Bottom Line: I think the Pistons sneak in as the 8 seed. Call me crazy. I think there’s going to be just enough talent and cohesion to hover around .500, and if they manage to pull off a trade for frontcourt help they’ll be that much better off. Still, that’s probably the absolute ceiling for this team unless they make wholesale changes.


In last years’ Bucks preview I had them as a team on the rise. Keep in mind this is a team whose two significant off-seaon moves heading into last season were signing Drew Gooden and Corey Maggette.

I must have been tired the day I wrote that or something.

Yeah, the Bucks had a little bit of everything working against them last year, most notably being ravaged by the injury bug and the me-first tendencies of most of their key players.

Still, I wouldn’t write this team off just yet, especially after picking up Stephen Jackson for a song.
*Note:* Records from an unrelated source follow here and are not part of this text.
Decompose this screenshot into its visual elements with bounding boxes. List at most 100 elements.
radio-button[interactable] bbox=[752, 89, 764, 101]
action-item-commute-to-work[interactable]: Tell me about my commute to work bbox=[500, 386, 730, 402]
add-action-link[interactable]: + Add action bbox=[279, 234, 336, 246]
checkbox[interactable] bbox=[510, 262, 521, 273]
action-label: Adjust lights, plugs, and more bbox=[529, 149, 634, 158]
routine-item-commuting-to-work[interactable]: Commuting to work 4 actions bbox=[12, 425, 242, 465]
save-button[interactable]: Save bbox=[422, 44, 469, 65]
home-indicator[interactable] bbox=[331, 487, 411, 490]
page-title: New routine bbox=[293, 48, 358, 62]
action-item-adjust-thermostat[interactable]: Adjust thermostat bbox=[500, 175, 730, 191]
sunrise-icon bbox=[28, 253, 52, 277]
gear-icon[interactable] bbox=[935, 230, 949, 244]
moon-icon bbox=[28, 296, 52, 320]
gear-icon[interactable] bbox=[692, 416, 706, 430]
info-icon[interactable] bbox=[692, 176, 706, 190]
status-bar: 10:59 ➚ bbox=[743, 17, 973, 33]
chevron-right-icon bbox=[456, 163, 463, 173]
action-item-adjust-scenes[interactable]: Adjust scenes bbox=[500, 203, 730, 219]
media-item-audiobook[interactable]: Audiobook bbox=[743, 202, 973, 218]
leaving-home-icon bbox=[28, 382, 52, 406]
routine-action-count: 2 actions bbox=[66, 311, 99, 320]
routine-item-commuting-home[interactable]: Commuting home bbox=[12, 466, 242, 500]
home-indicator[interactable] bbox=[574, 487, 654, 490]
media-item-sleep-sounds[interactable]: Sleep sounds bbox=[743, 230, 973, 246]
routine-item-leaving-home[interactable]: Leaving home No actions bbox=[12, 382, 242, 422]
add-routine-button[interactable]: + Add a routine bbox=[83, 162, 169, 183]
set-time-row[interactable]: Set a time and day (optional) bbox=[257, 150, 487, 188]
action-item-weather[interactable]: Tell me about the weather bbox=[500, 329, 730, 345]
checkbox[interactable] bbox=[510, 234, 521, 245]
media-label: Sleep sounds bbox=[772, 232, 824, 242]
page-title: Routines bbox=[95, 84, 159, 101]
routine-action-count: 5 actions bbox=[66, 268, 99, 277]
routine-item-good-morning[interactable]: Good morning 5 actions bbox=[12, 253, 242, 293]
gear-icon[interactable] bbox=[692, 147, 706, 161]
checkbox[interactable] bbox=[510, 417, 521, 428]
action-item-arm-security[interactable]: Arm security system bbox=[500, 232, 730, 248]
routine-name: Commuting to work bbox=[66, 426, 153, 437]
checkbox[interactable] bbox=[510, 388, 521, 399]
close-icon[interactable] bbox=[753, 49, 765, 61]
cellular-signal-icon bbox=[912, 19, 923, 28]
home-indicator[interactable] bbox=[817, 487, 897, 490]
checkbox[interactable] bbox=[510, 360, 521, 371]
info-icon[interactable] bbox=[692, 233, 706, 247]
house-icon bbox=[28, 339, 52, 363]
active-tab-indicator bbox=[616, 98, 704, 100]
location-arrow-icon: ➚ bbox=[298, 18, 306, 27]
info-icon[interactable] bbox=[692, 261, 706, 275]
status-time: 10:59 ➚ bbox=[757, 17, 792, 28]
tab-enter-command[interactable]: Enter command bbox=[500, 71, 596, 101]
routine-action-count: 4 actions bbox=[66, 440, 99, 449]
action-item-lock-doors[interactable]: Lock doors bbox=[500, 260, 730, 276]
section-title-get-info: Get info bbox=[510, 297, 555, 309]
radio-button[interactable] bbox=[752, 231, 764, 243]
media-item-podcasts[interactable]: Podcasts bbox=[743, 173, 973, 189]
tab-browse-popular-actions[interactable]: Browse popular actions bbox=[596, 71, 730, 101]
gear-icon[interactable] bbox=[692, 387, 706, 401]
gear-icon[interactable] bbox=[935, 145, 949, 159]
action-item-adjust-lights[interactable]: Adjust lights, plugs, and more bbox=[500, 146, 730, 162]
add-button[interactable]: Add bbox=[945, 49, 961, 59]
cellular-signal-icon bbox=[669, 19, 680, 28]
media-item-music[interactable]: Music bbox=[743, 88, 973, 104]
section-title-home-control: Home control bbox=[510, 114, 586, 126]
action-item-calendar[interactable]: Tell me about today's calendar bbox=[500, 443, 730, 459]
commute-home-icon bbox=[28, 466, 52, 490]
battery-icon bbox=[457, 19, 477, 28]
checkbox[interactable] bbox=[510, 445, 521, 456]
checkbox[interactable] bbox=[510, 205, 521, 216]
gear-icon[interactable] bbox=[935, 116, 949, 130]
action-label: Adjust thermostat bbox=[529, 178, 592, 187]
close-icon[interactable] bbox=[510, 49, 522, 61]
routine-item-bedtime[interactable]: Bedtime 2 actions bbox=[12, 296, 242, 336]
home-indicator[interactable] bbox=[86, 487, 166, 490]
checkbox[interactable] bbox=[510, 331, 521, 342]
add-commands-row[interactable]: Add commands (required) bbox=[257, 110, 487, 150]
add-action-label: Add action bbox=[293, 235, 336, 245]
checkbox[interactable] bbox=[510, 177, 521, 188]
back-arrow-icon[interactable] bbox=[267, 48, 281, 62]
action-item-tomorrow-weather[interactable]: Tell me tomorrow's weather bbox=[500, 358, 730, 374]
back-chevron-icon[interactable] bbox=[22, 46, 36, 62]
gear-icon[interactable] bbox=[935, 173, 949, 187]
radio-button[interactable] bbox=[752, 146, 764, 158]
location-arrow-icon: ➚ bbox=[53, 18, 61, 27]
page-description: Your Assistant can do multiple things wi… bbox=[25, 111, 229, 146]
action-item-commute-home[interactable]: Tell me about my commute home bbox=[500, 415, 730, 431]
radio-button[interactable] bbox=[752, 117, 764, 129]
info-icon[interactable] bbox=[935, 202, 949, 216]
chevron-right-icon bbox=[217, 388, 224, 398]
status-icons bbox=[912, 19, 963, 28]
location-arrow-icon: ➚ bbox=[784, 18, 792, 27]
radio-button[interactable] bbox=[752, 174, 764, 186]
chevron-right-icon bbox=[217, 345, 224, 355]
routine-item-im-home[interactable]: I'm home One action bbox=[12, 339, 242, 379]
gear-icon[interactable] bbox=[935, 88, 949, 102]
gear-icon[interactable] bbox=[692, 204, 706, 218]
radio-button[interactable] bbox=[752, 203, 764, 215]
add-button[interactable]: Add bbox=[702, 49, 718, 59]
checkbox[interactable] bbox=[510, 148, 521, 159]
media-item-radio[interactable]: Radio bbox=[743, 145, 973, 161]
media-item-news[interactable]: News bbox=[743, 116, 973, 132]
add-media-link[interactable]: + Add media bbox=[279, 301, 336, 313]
As mercurial as he is, jackson is one of those players that seems to make every team he’s on better, even if he has a shelf life at each stop.

Either way, it’s never boring when Jackson is around.

The Best Case: Healthy Bogut, improved Jennings, happy Jackson. Gimme all three and the Bucks will make noise. Gimme two out of three and they’ll probably still contend for the last playoff spot. This roster is built to play defense and score a little, and Jackson will give them a huge boost there.

Not sure if there is much potential behind being a playoff team, but things can always be worse, especially in Milwaukee where it’s a yearly struggle just to remain relevant.

The Worst Case: I mean, this is a roster with Stephen Jackson, Corey Maggette and Drew Gooden on it. Pretty much speaks for itself.

This isn’t a team that can coast on talent. These guys will win more often than not with effort and cohesion. Without it, it’ll get ugly and a hurry and coach Scott Skiles will be looking for employment elsewhere.

Bottom Line: I’m thinking playoffs, but I wouldnt bet much on it. These guys don’t have much margin for error really, and honestly I’m not sure why I was so optimistic about them last year. I dont see them being anything other than an above-average team at best, and I’m not sure how much upward mobility they have given the age and health of these guys. Even more, what big ticket free-agent are they likely to attract next year.

Like I said, it could always be worse.


And speaking of worse…

To be fair, the Cavs did luck into the #1 pick in the draft despite having only tiny odds to get it. Of course, it’ just their luck that they get the #1 choice in one of the weakest drafts in recent memory. And So it goes for a team still reeling from the betrayal of it’s prodigal son, LeBron James. Now, they must tread onward and attempt to put that memory, however painful it was, out of their minds.

Nice idea in theory, but it’s gonna take awhile.

The Best Case:

Oh, I don’t know. When expectations are this low, almost anything qualifies. As long as Kyrie Irving doesnt lose a limb or join the Marines, I’d say they are ahead of where they were last year.

Matter of fact, I’m gonna call an audible and ditch the format here.

This team is shitty. Really, truly, behind any expectations of glory. Sometimes, you’re just plain old bad. That’s the Cavaliers.

For today, they’ll be content to take almost-nightly whippings and pray that Irving and Tristan Thompson are capable of becoming high-level NBA players. For now, they’ll be looking toward next year, when they’ll have a ton of cap space and they can start building an actual team for the future.

And that’s it for 2012.

They’ll get ’em next year, and all that jazz.